We read a recent interesting article by Cartron et al.1 The article indicated that the single nucleotide polymorphism (SNP) of IgG Fc receptor FcγRIIIa (FCGR3A) molecule affects clinical outcome of anti-CD20 monoclonal antibody therapy for follicular non-Hodgkin lymphoma.1 We created homology models of variant FCGR3A molecules based on homology between variant FCGR3A and known 3-dimensional structure of soluble CD16.2 Each model was superimposed onto a 1:1 complex of soluble CD16 and Fc fragment of human IgG1 (Figure1A-B). These models indicate that the position of variation 158Val/Phe exists at the F-G loop of the molecules that serves as binding interface and is surrounded by both chains of Fc fragments of IgG1 (Figure 1C). Since the side chain of Phe is hydrophobic and quite bigger than that of Val, the polymorphism can affect the major conformation or the hydrophobicity of the surface of the binding interface. These findings are compatible with previous observations that suggested FCGR3A binding interface3,4 and may help in understanding the way the SNP affects the binding with Fc portion of human IgG1.

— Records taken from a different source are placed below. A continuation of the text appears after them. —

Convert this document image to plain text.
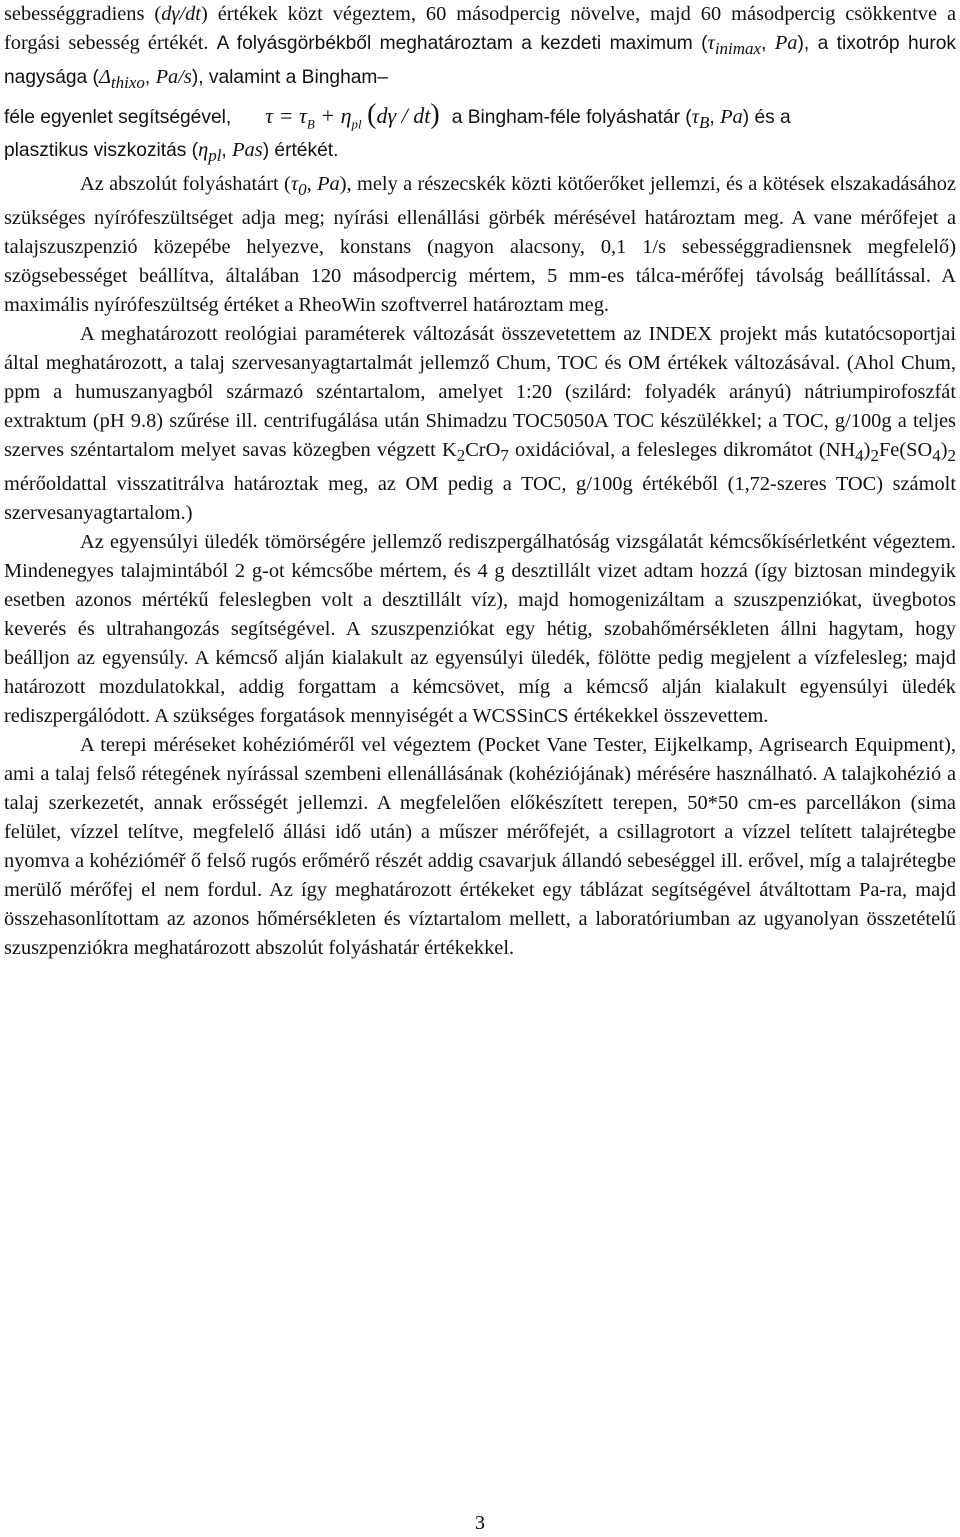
sebességgradiens (dγ/dt) értékek közt végeztem, 60 másodpercig növelve, majd 60 másodpercig csökkentve a forgási sebesség értékét. A folyásgörbékből meghatároztam a kezdeti maximum ($\tau_{inimax}$, Pa), a tixotróp hurok nagysága ($\Delta_{thixo}$, Pa/s), valamint a Bingham–

féle egyenlet segítségével, $\tau = \tau_B + \eta_{pl}$ (dγ / dt) a Bingham-féle folyáshatár ($\tau_B$, Pa) és a

plasztikus viszkozitás ($\eta_{pl}$, Pas) értékét.

Az abszolút folyáshatárt ($\tau_0$, Pa), mely a részecskék közti kötőerőket jellemzi, és a kötések elszakadásához szükséges nyírófeszültséget adja meg; nyírási ellenállási görbék mérésével határoztam meg. A vane mérőfejet a talajszuszpenzió közepébe helyezve, konstans (nagyon alacsony, 0,1 1/s sebességgradiensnek megfelelő) szögsebességet beállítva, általában 120 másodpercig mértem, 5 mm-es tálca-mérőfej távolság beállítással. A maximális nyírófeszültség értéket a RheoWin szoftverrel határoztam meg.

A meghatározott reológiai paraméterek változását összevetettem az INDEX projekt más kutatócsoportjai által meghatározott, a talaj szervesanyagtartalmát jellemző Chum, TOC és OM értékek változásával. (Ahol Chum, ppm a humuszanyagból származó széntartalom, amelyet 1:20 (szilárd: folyadék arányú) nátriumpirofoszfát extraktum (pH 9.8) szűrése ill. centrifugálása után Shimadzu TOC5050A TOC készülékkel; a TOC, g/100g a teljes szerves széntartalom melyet savas közegben végzett $K_2CrO_7$ oxidációval, a felesleges dikromátot $(NH_4)_2Fe(SO_4)_2$ mérőoldattal visszatitrálva határoztak meg, az OM pedig a TOC, g/100g értékéből (1,72-szeres TOC) számolt szervesanyagtartalom.)

Az egyensúlyi üledék tömörségére jellemző rediszpergálhatóság vizsgálatát kémcsőkísérletként végeztem. Mindenegyes talajmintából 2 g-ot kémcsőbe mértem, és 4 g desztillált vizet adtam hozzá (így biztosan mindegyik esetben azonos mértékű feleslegben volt a desztillált víz), majd homogenizáltam a szuszpenziókat, üvegbotos keverés és ultrahangozás segítségével. A szuszpenziókat egy hétig, szobahőmérsékleten állni hagytam, hogy beálljon az egyensúly. A kémcső alján kialakult az egyensúlyi üledék, fölötte pedig megjelent a vízfelesleg; majd határozott mozdulatokkal, addig forgattam a kémcsövet, míg a kémcső alján kialakult egyensúlyi üledék rediszpergálódott. A szükséges forgatások mennyiségét a WCSSinCS értékekkel összevettem.

A terepi méréseket kohézióméről vel végeztem (Pocket Vane Tester, Eijkelkamp, Agrisearch Equipment), ami a talaj felső rétegének nyírással szembeni ellenállásának (kohéziójának) mérésére használható. A talajkohézió a talaj szerkezetét, annak erősségét jellemzi. A megfelelően előkészített terepen, 50*50 cm-es parcellákon (sima felület, vízzel telítve, megfelelő állási idő után) a műszer mérőfejét, a csillagrotort a vízzel telített talajrétegbe nyomva a kohézióméř ő felső rugós erőmérő részét addig csavarjuk állandó sebeséggel ill. erővel, míg a talajrétegbe merülő mérőfej el nem fordul. Az így meghatározott értékeket egy táblázat segítségével átváltottam Pa-ra, majd összehasonlítottam az azonos hőmérsékleten és víztartalom mellett, a laboratóriumban az ugyanolyan összetételű szuszpenziókra meghatározott abszolút folyáshatár értékekkel.

3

Implication for how the single nucleotide polymorphism (SNP) of Fc receptor FcγRIIIa alters the interaction with anti-CD20 monoclonal antibody
The 2 available crystal structures of the extracellular part of CD16 in complex with IgG1 Fc1-1,1-2 are derived from the FcγRIIIb receptor, which is a glycosyl-phosphatidyl–anchored receptor expressed by neutrophils and eosinophils. However, due to 96% identity in the extracellular domains, it is assumed that the described structures can be used as a template to model the FcγRIIIa transmembrane receptor expressed by monocytes and natural killer (NK) cells. The FcγRIIIb receptor has a valine residue at position 158, like the FcγRIIIa-158Val allotype. We agree with Oshima and Fujimoro that a phenylalanine residue at position 158 of FcγRIIIa could alter the binding of human IgG1 Fc, notably by modifying the hydrophobic core involved in the binding to one of the CH2 domain of the antibody. The model provided by Oshima and Fujimoro supports our own results, and we thank them for this additional information.